A administração de Donald Trump encerrou quase 80% dos contratos e doações da USAID há quase um ano, conforme o texto base. Outros doadores, como Reino Unido e Alemanha, também reduziram apoio. As cifras de financiamento da ONU para assistência humanitária caíram quase 40% em 2025, somando 15 bilhões de dólares. Hoje, o gasto público americano em ajuda humana é alvo de debate.
Segundo o artigo, o custo humano dessas mudanças tem sido alto. O Center for Global Development estima que até 1,6 milhão de vidas poderiam ter sido salvas se o dinheiro não fosse cortado. A Fundação Gates aponta agravamento da mortalidade infantil global pela primeira vez neste século. A Lancet projeta perdas até 2030 em 93 países.
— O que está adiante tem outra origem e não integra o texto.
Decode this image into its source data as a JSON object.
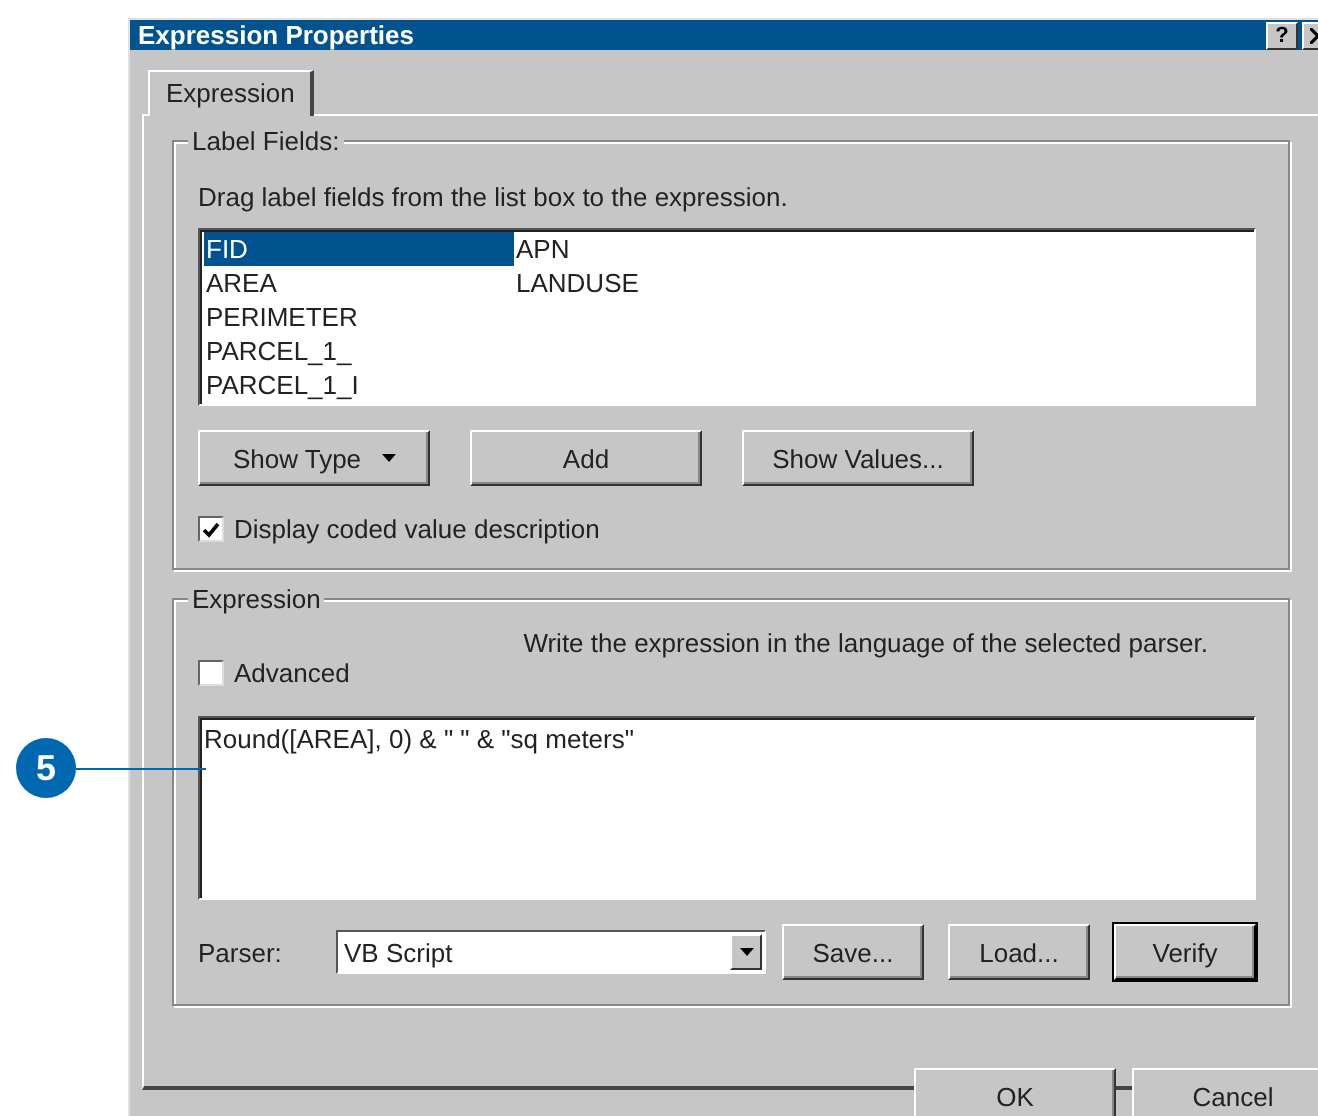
{
  "window": {
    "title": "Expression Properties",
    "help_button": "?"
  },
  "tabs": [
    {
      "label": "Expression",
      "selected": true
    }
  ],
  "label_fields": {
    "title": "Label Fields:",
    "instruction": "Drag label fields from the list box to the expression.",
    "fields": [
      {
        "label": "FID",
        "selected": true
      },
      {
        "label": "AREA",
        "selected": false
      },
      {
        "label": "PERIMETER",
        "selected": false
      },
      {
        "label": "PARCEL_1_",
        "selected": false
      },
      {
        "label": "PARCEL_1_I",
        "selected": false
      },
      {
        "label": "APN",
        "selected": false
      },
      {
        "label": "LANDUSE",
        "selected": false
      }
    ],
    "buttons": [
      {
        "label": "Show Type",
        "kind": "menu"
      },
      {
        "label": "Add",
        "kind": "plain"
      },
      {
        "label": "Show Values...",
        "kind": "plain"
      }
    ],
    "coded_values": {
      "label": "Display coded value description",
      "checked": true
    }
  },
  "expression": {
    "title": "Expression",
    "hint": "Write the expression in the language of the selected parser.",
    "advanced": {
      "label": "Advanced",
      "checked": false
    },
    "value": "Round([AREA], 0) & \" \" & \"sq meters\"",
    "parser_label": "Parser:",
    "parser": "VB Script",
    "buttons": [
      {
        "label": "Save...",
        "focused": false
      },
      {
        "label": "Load...",
        "focused": false
      },
      {
        "label": "Verify",
        "focused": true
      }
    ]
  },
  "dialog_buttons": [
    "OK",
    "Cancel"
  ],
  "callout": "5"
}
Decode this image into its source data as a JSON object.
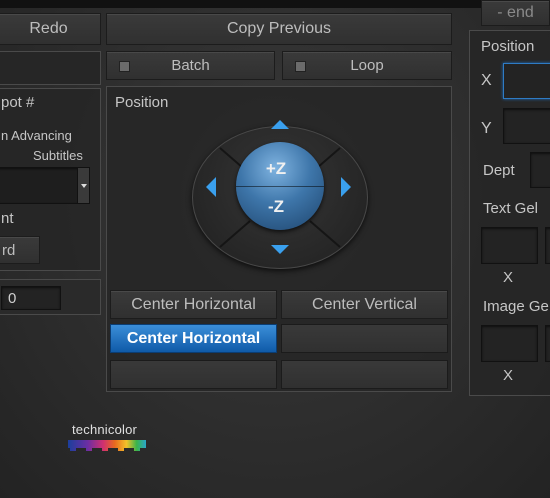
{
  "toolbar": {
    "redo_label": "Redo",
    "copy_previous_label": "Copy Previous",
    "end_label": "- end"
  },
  "left_panel": {
    "spot_label": "pot #",
    "advancing_line1": "n Advancing",
    "advancing_line2": "Subtitles",
    "nt_label": "nt",
    "rd_button_label": "rd",
    "value_field": "0"
  },
  "toggles": {
    "batch_label": "Batch",
    "loop_label": "Loop"
  },
  "position_panel": {
    "title": "Position",
    "plus_z": "+Z",
    "minus_z": "-Z",
    "center_horizontal_1": "Center Horizontal",
    "center_vertical": "Center Vertical",
    "center_horizontal_2": "Center Horizontal"
  },
  "right_panel": {
    "position_label": "Position",
    "x_label": "X",
    "y_label": "Y",
    "depth_label": "Dept",
    "text_geom_label": "Text Gel",
    "text_x_label": "X",
    "image_geom_label": "Image Ge",
    "image_x_label": "X"
  },
  "branding": {
    "logo_text": "technicolor",
    "accent_color": "#1f6fc0"
  }
}
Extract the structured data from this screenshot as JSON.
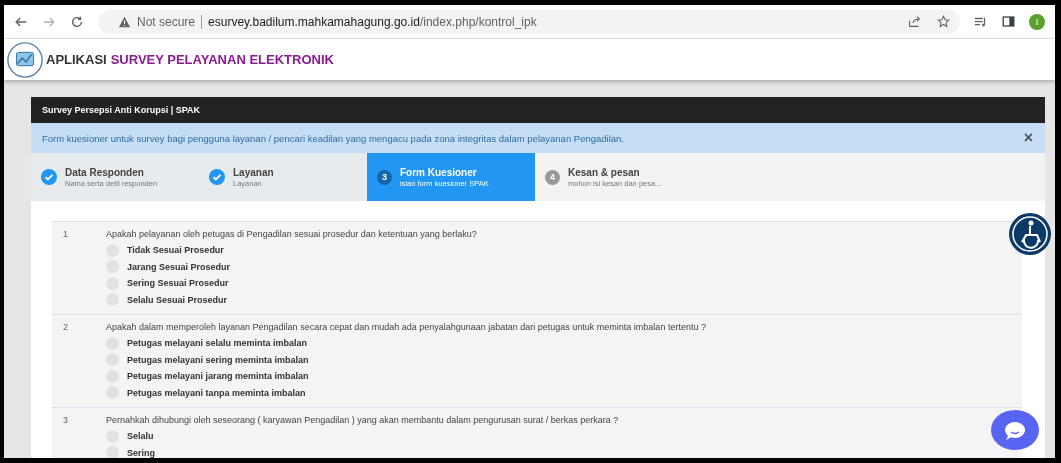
{
  "browser": {
    "security": "Not secure",
    "url_host": "esurvey.badilum.mahkamahagung.go.id",
    "url_path": "/index.php/kontrol_ipk",
    "profile_initial": "I"
  },
  "app_header": {
    "prefix": "APLIKASI",
    "title": "SURVEY PELAYANAN ELEKTRONIK"
  },
  "card": {
    "title": "Survey Persepsi Anti Korupsi | SPAK",
    "alert": {
      "text": "Form kuesioner untuk survey bagi pengguna layanan / pencari keadilan yang mengacu pada zona integritas dalam pelayanan Pengadilan.",
      "close": "×"
    },
    "steps": [
      {
        "title": "Data Responden",
        "subtitle": "Nama serta detil responden",
        "done": true,
        "selected": false
      },
      {
        "title": "Layanan",
        "subtitle": "Layanan",
        "done": true,
        "selected": false
      },
      {
        "number": "3",
        "title": "Form Kuesioner",
        "subtitle": "isian form kuesioner SPAK",
        "done": false,
        "selected": true
      },
      {
        "number": "4",
        "title": "Kesan & pesan",
        "subtitle": "mohon isi kesan dan pesa...",
        "done": false,
        "selected": false
      }
    ],
    "questions": [
      {
        "number": "1",
        "text": "Apakah pelayanan oleh petugas di Pengadilan sesuai prosedur dan ketentuan yang berlaku?",
        "options": [
          {
            "label": "Tidak Sesuai Prosedur",
            "selected": false
          },
          {
            "label": "Jarang Sesuai Prosedur",
            "selected": false
          },
          {
            "label": "Sering Sesuai Prosedur",
            "selected": false
          },
          {
            "label": "Selalu Sesuai Prosedur",
            "selected": false
          }
        ]
      },
      {
        "number": "2",
        "text": "Apakah dalam memperoleh layanan Pengadilan secara cepat dan mudah ada penyalahgunaan jabatan dari petugas untuk meminta imbalan tertentu ?",
        "options": [
          {
            "label": "Petugas melayani selalu meminta imbalan",
            "selected": false
          },
          {
            "label": "Petugas melayani sering meminta imbalan",
            "selected": false
          },
          {
            "label": "Petugas melayani jarang meminta imbalan",
            "selected": false
          },
          {
            "label": "Petugas melayani tanpa meminta imbalan",
            "selected": false
          }
        ]
      },
      {
        "number": "3",
        "text": "Pernahkah dihubungi oleh seseorang ( karyawan Pengadilan ) yang akan membantu dalam pengurusan surat / berkas perkara ?",
        "options": [
          {
            "label": "Selalu",
            "selected": false
          },
          {
            "label": "Sering",
            "selected": false
          }
        ]
      }
    ]
  }
}
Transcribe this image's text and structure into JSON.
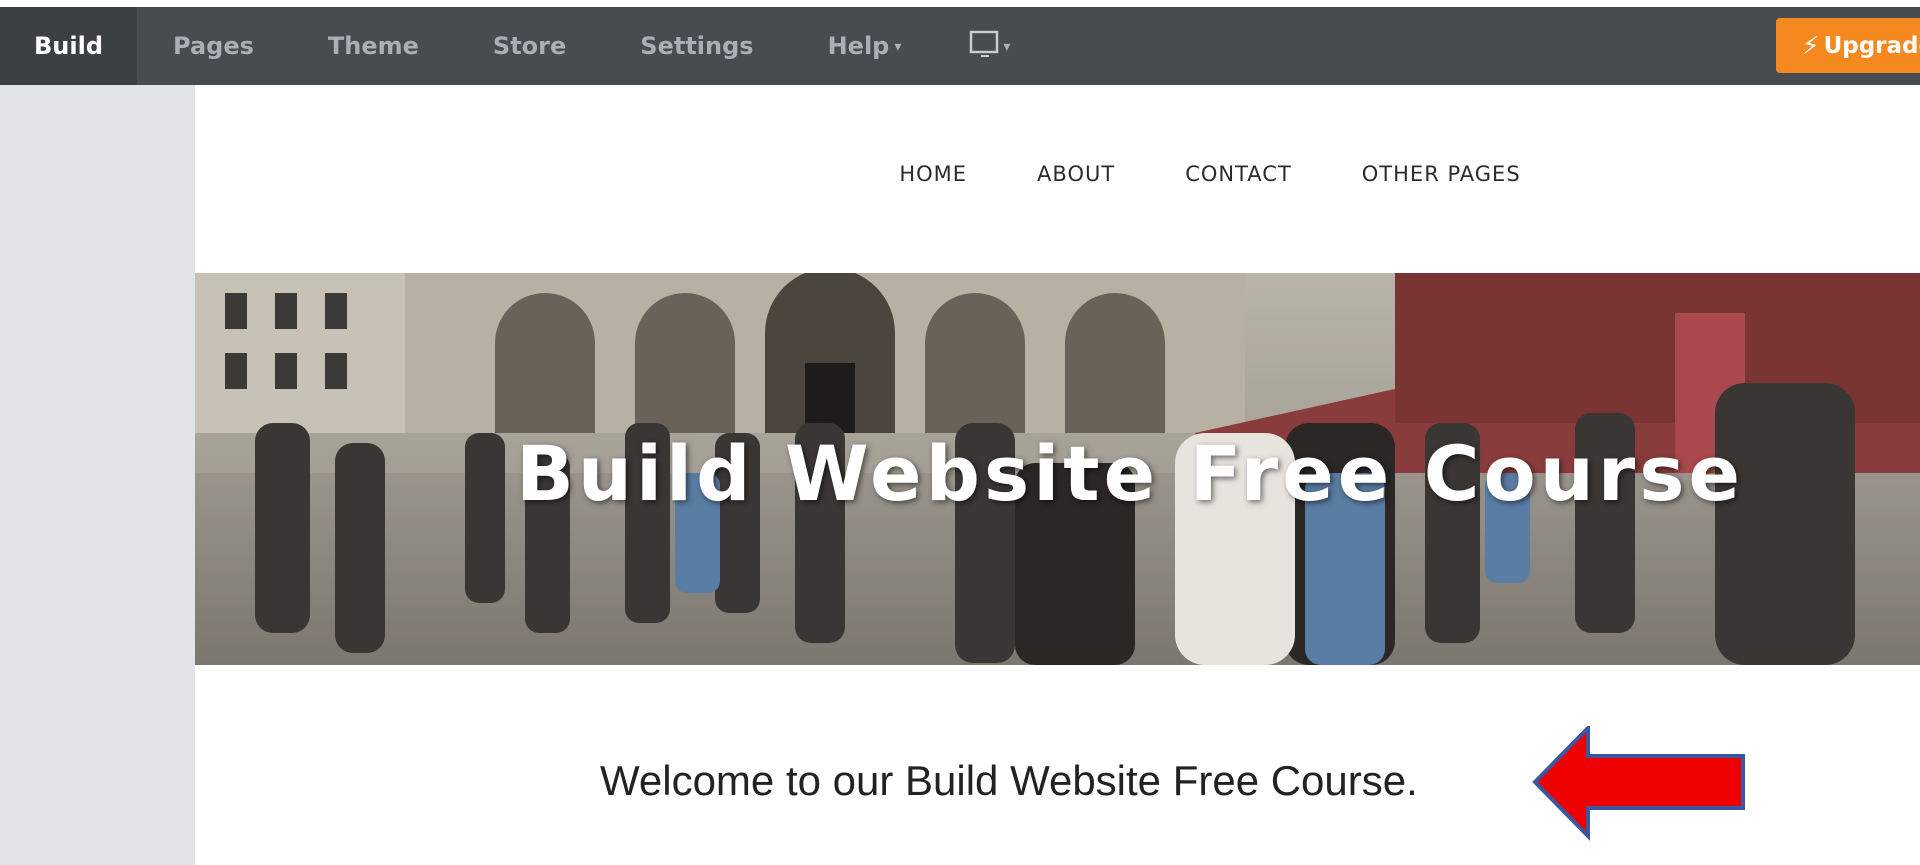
{
  "toolbar": {
    "tabs": [
      {
        "label": "Build"
      },
      {
        "label": "Pages"
      },
      {
        "label": "Theme"
      },
      {
        "label": "Store"
      },
      {
        "label": "Settings"
      },
      {
        "label": "Help"
      }
    ],
    "device_icon": "desktop-monitor-icon",
    "upgrade_label": "Upgrade",
    "upgrade_icon": "lightning-bolt-icon",
    "colors": {
      "bar": "#474c51",
      "active_tab": "#3b4045",
      "upgrade": "#f5891f"
    }
  },
  "site": {
    "nav": [
      {
        "label": "HOME"
      },
      {
        "label": "ABOUT"
      },
      {
        "label": "CONTACT"
      },
      {
        "label": "OTHER PAGES"
      }
    ],
    "banner_title": "Build Website Free Course",
    "welcome_text": "Welcome to our Build Website Free Course.",
    "annotation": {
      "icon": "red-arrow-left-icon",
      "color": "#ee0000"
    }
  }
}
O International Rescue Committee (IRC), liderado pelo autor do texto, reporta que 2 milhões de clientes perderam serviços e 6 milhões tiveram redução de atendimento no último ano. Mais da metade das unidades de saúde assistidas com apoio dos EUA fecharam ou cortaram serviços críticos.
O papel dos grandes donadores e os próximos passos
Apesar da retirada, dois compromissos multibilionários recentes dos EUA com a ONU Desastres (UNOCHA) e com o Fundo Global são vistos como positivos, com potencial para atender necessidades caso foquem em resultados. O texto descreve o conceito Kindleberger Trap, em que não há potência dominante para provir bens públicos globais.
O momento é considerado especialmente desafiador, com cerca de 60 conflitos ativos em 2025, mais de 122 milhões de deslocados forçados e 239 milhões em necessidade humanitária. O saldo global aponta para maior fragmentação, instabilidade climática e risco de retração de redes de proteção.
A reportagem destaca ainda percepções públicas e eficácia das ações. Embora muitos americanos subestimem o gasto com ajuda externa, a avaliação de que apenas 1% do orçamento federal vá ao exterior é contestada pela maioria: a percepção comum é de erro, com consenso de que o patamar correto está próximo de 1%.
Eficiência, inovação e reformulação
Dados recentes mostram o que funciona na prática da assistência. Campanhas de imunização salvaram dezenas de milhões de vidas, e programas de combate à AIDS já renderam ganhos expressivos. No IRC, intervenções simples em áreas de malnutrição podem ampliar o alcance sem elevar custos.
O documento aponta que boa parte das doações hoje continua dispersa, com necessidade de foco geográfico e impacto comprovado. Estudos do IRC indicam que intervenções comprovadas podem escalar com maior eficiência, beneficiando milhões de crianças. A reforma demanda simplificação e foco em estados frágeis.
A proposta central é reformular o sistema para priorizar resultados, accountability e inovação. O texto enfatiza que é possível ampliar recursos para ações de impacto, desde que haja clareza de metas e monitoramento de resultados, direcionando esforços para regiões com maior necessidade.